The U.S. District Court for the Eastern District of Tennessee and the Supreme Court Historical Society will host the opening of an exhibit created by the students of the 2024 “Supreme Court and My Hometown” summer civics camp at the Joel W. Solomon Federal Building and United States Courthouse Thursday, Oct. 24, 5 p.m.
The camp was presented by the district court, the Supreme Court Historical Society and the University of Tennessee at Chattanooga. It was part of the society’s new Hometowns program, which engages high school students in a study of the process and substance of cases decided by the U.S. Supreme Court.
Each program uses a local case that reached the Supreme Court to teach the students in a personalized way about the U.S. court system.
The Chattanooga program was the first Hometowns summer civics camp. It gave 20 area high school students and five college student mentors an in-depth look at the historic cases of Ed Johnson and United States v.
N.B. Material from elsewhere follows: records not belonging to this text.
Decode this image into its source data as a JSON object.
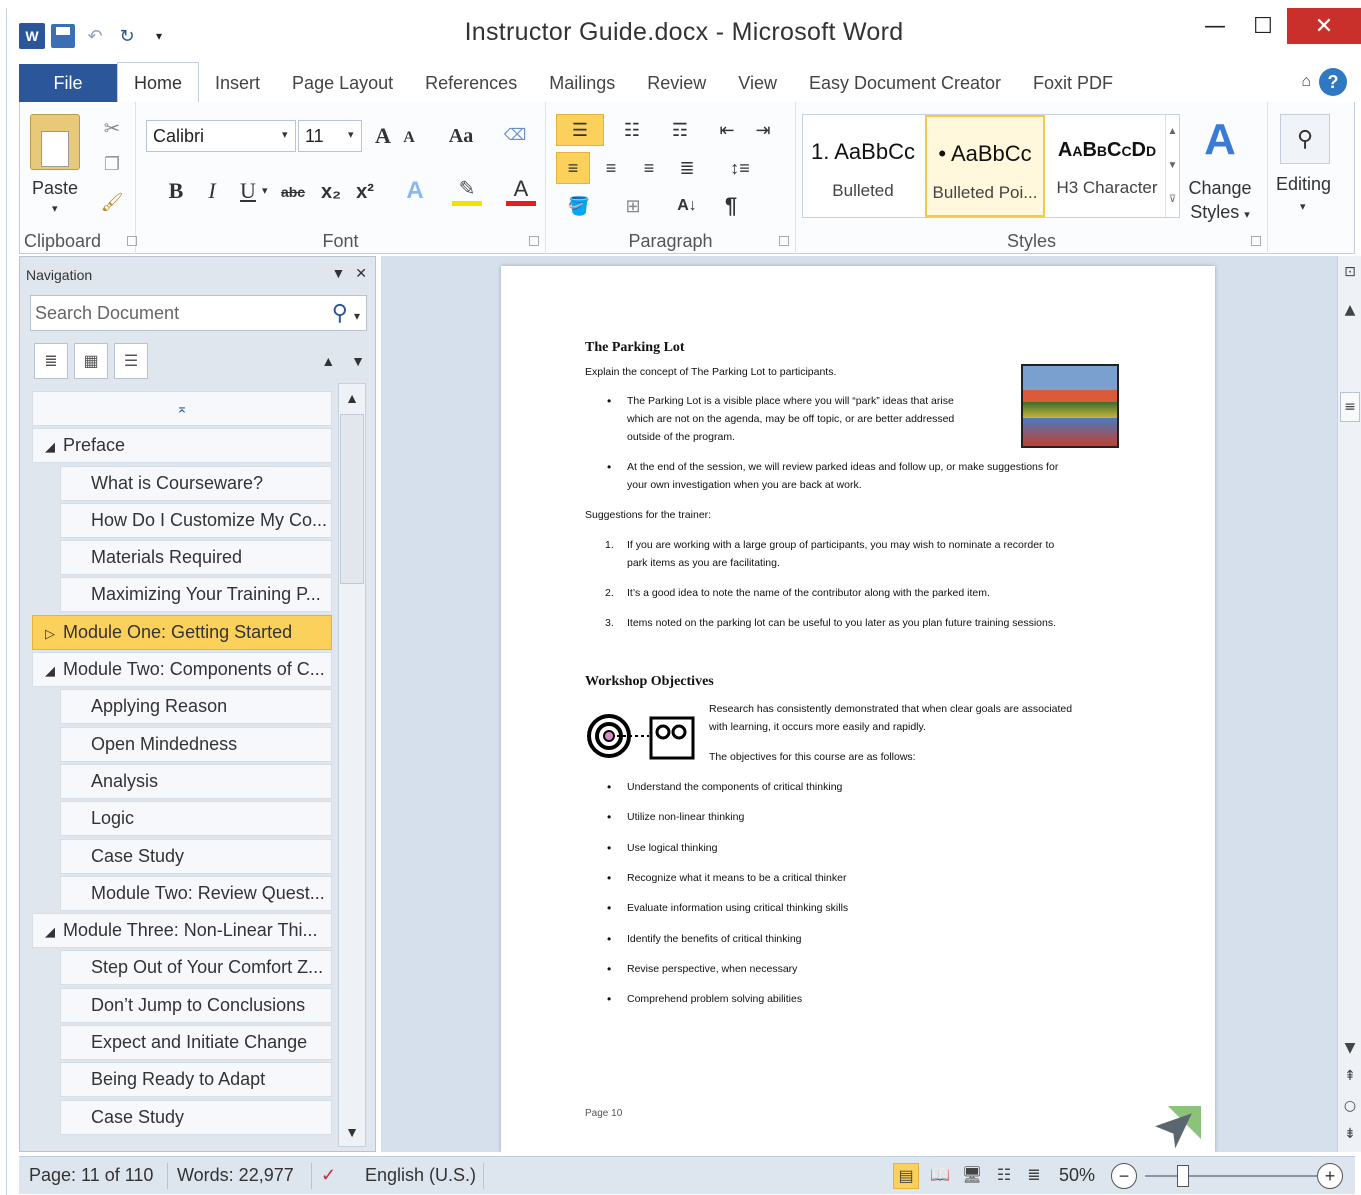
{
  "window": {
    "title": "Instructor Guide.docx - Microsoft Word",
    "app_logo": "W",
    "controls": {
      "minimize": "—",
      "maximize": "☐",
      "close": "✕"
    }
  },
  "tabs": [
    {
      "label": "File"
    },
    {
      "label": "Home"
    },
    {
      "label": "Insert"
    },
    {
      "label": "Page Layout"
    },
    {
      "label": "References"
    },
    {
      "label": "Mailings"
    },
    {
      "label": "Review"
    },
    {
      "label": "View"
    },
    {
      "label": "Easy Document Creator"
    },
    {
      "label": "Foxit PDF"
    }
  ],
  "ribbon": {
    "clipboard": {
      "label": "Clipboard",
      "paste": "Paste"
    },
    "font": {
      "label": "Font",
      "name": "Calibri",
      "size": "11",
      "bold": "B",
      "italic": "I",
      "underline": "U",
      "strike": "abc",
      "subscript": "x₂",
      "superscript": "x²",
      "grow": "A",
      "shrink": "A",
      "case": "Aa",
      "color_letter": "A"
    },
    "paragraph": {
      "label": "Paragraph",
      "pilcrow": "¶"
    },
    "styles": {
      "label": "Styles",
      "items": [
        {
          "sample": "1. AaBbCc",
          "name": "Bulleted"
        },
        {
          "sample": "• AaBbCc",
          "name": "Bulleted Poi..."
        },
        {
          "sample": "AaBbCcDd",
          "name": "H3 Character"
        }
      ],
      "change_styles_1": "Change",
      "change_styles_2": "Styles"
    },
    "editing": {
      "label": "Editing"
    }
  },
  "navigation": {
    "title": "Navigation",
    "search_placeholder": "Search Document",
    "items": [
      {
        "label": "",
        "level": 0
      },
      {
        "label": "Preface",
        "level": 1
      },
      {
        "label": "What is Courseware?",
        "level": 2
      },
      {
        "label": "How Do I Customize My Co...",
        "level": 2
      },
      {
        "label": "Materials Required",
        "level": 2
      },
      {
        "label": "Maximizing Your Training P...",
        "level": 2
      },
      {
        "label": "Module One: Getting Started",
        "level": 1,
        "selected": true
      },
      {
        "label": "Module Two: Components of C...",
        "level": 1
      },
      {
        "label": "Applying Reason",
        "level": 2
      },
      {
        "label": "Open Mindedness",
        "level": 2
      },
      {
        "label": "Analysis",
        "level": 2
      },
      {
        "label": "Logic",
        "level": 2
      },
      {
        "label": "Case Study",
        "level": 2
      },
      {
        "label": "Module Two: Review Quest...",
        "level": 2
      },
      {
        "label": "Module Three: Non-Linear Thi...",
        "level": 1
      },
      {
        "label": "Step Out of Your Comfort Z...",
        "level": 2
      },
      {
        "label": "Don’t Jump to Conclusions",
        "level": 2
      },
      {
        "label": "Expect and Initiate Change",
        "level": 2
      },
      {
        "label": "Being Ready to Adapt",
        "level": 2
      },
      {
        "label": "Case Study",
        "level": 2
      }
    ]
  },
  "document": {
    "h1": "The Parking Lot",
    "intro": "Explain the concept of The Parking Lot to participants.",
    "bullet1a": "The Parking Lot is a visible place where you will “park” ideas that arise",
    "bullet1b": "which are not on the agenda, may be off topic, or are better addressed",
    "bullet1c": "outside of the program.",
    "bullet2a": "At the end of the session, we will review parked ideas and follow up, or make suggestions for",
    "bullet2b": "your own investigation when you are back at work.",
    "suggestions": "Suggestions for the trainer:",
    "n1a": "If you are working with a large group of participants, you may wish to nominate a recorder to",
    "n1b": "park items as you are facilitating.",
    "n2": "It’s a good idea to note the name of the contributor along with the parked item.",
    "n3": "Items noted on the parking lot can be useful to you later as you plan future training sessions.",
    "h2": "Workshop Objectives",
    "obj_intro_a": "Research has consistently demonstrated that when clear goals are associated",
    "obj_intro_b": "with learning, it occurs more easily and rapidly.",
    "obj_list_intro": "The objectives for this course are as follows:",
    "objectives": [
      "Understand the components of critical thinking",
      "Utilize non-linear thinking",
      "Use logical thinking",
      "Recognize what it means to be a critical thinker",
      "Evaluate information using critical thinking skills",
      "Identify the benefits of critical thinking",
      "Revise perspective, when necessary",
      "Comprehend problem solving abilities"
    ],
    "footer": "Page 10"
  },
  "status": {
    "page": "Page: 11 of 110",
    "words": "Words: 22,977",
    "language": "English (U.S.)",
    "zoom": "50%"
  }
}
Shipp.
During the two-week camp, the students learned from and asked questions of federal and state judges, prominent attorneys, college professors, a bestselling author and others. They also analyzed contemporary media coverage and toured relevant historical sites around Chattanooga.
The exhibit consists of five large panels the students created as their capstone project. The panels share with the community the legal and historical lessons the students gained from the Hometowns camp, including the lasting impact of the cases they studied.
The panels will remain on display outside the third-floor courtroom of the federal building.
The camp examined the case of Ed Johnson, a young Black man who was wrongfully convicted and sentenced to death in state court in 1906. After the U.S. Supreme Court stayed the execution to review Johnson’s trial, a mob broke into the jail and lynched Johnson.
In response, the Supreme Court conducted its first and only criminal trial, United States v. Shipp, finding the Hamilton County Sheriff and five others involved in the lynching guilty of contempt of court.